Mise en ligne : 16 mai 2006

Texte de l'article :

Première partie : Le détenu : un patient ?

Cette première partie dicte les suivantes, en montrant que l’amélioration objective de l’offre de soins n’implique pas mécaniquement un accès des détenus au statut de patients. Les conditions de la santé en prison et de l’accès aux prestations sanitaires, qui restent dérogatoires, favorisent une rhétorique du soupçon qui pèse sur la relation de soin.

Chapitre 1 : Des conditions d’accès aux soins dérogatoires

L’accès aux services médicaux en prison est fortement réglementé. Outre les consultations d’entrée, les prisonniers peuvent solliciter par courrier les services pour un suivi ou une visite ponctuelle. Alors qu’en centre de détention une mobilité plus grande permet aux détenus de se rendre directement aux consultations, l’obstacle de la demande écrite est important en maison d’arrêt. Le recours au courrier, transmis généralement par l’intermédiaire des surveillants, constitue un frein pour certains détenus qui hésitent à consulter et induit une surjustification de la demande de soins.

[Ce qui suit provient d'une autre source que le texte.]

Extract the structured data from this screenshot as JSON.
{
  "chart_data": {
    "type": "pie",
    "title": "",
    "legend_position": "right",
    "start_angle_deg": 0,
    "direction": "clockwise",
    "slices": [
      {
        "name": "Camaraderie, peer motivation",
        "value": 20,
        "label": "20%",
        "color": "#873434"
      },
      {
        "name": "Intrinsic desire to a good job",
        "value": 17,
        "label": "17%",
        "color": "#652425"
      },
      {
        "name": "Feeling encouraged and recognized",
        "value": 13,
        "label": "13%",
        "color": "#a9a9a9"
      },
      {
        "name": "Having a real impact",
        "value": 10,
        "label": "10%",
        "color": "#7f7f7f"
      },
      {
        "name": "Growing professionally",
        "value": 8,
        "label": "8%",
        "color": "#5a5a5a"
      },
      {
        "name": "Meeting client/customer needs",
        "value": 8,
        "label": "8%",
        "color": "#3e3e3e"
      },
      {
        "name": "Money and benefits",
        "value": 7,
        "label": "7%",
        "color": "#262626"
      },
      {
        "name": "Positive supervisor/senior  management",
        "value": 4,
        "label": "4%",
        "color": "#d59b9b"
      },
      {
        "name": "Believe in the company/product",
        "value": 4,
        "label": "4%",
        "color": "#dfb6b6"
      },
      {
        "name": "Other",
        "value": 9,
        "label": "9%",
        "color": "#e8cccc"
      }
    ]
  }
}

Les services médicaux sont en situation de monopole en prison, ce qui empêche les détenus de pouvoir choisir leur praticien ou le type de soins. Si cette situation se reproduit aussi à l’extérieur, elle est explicite en prison ; ce qui pose également des problèmes de coopération dans la continuité de soins entre médecins, lorsqu’un service refuse de pratiquer la substitution pour les toxicomanes par exemple. L’exercice libéral sur lequel se fonde le système de soins en France oblige les médecins à ménager leurs clients, alors qu’en prison la certitude de retrouver ses patients-détenus permet parfois d’éconduire certaines demandes pour diverses raisons (plainte abusive, demande relationnelle, simulation...). Pour contourner cette situation de monopole, les malades incarcérés jouent de tactiques en tentant de personnaliser les relations soignantes afin de retrouver certaines formes d’attention et d’écoute privilégiées. Ces tactiques consistent notamment à éviter les attentes dans les “ cages ”, qui mettent en porte-à-faux les soignants par le rappel du contexte carcéral alors que les services se veulent un cadre neutralisé.

Si l’offre de soins est nettement renforcée avec la réforme, de fortes carences persistent dans certaines spécialités et contraignent les détenus à de longues attentes. Le cas des dentistes est en ce sens assez emblématique, leur condition de travail, sans assistance, étant révélatrice des ambivalences de la “ dynamique humanitaire ” qui a porté la réforme : on considère qu’un dentiste en prison doit s’adapter de façon pragmatique à un cadre contraignant et à des conditions de travail dérogatoires, quitte à entériner cette situation au moment des arbitrages budgétaires.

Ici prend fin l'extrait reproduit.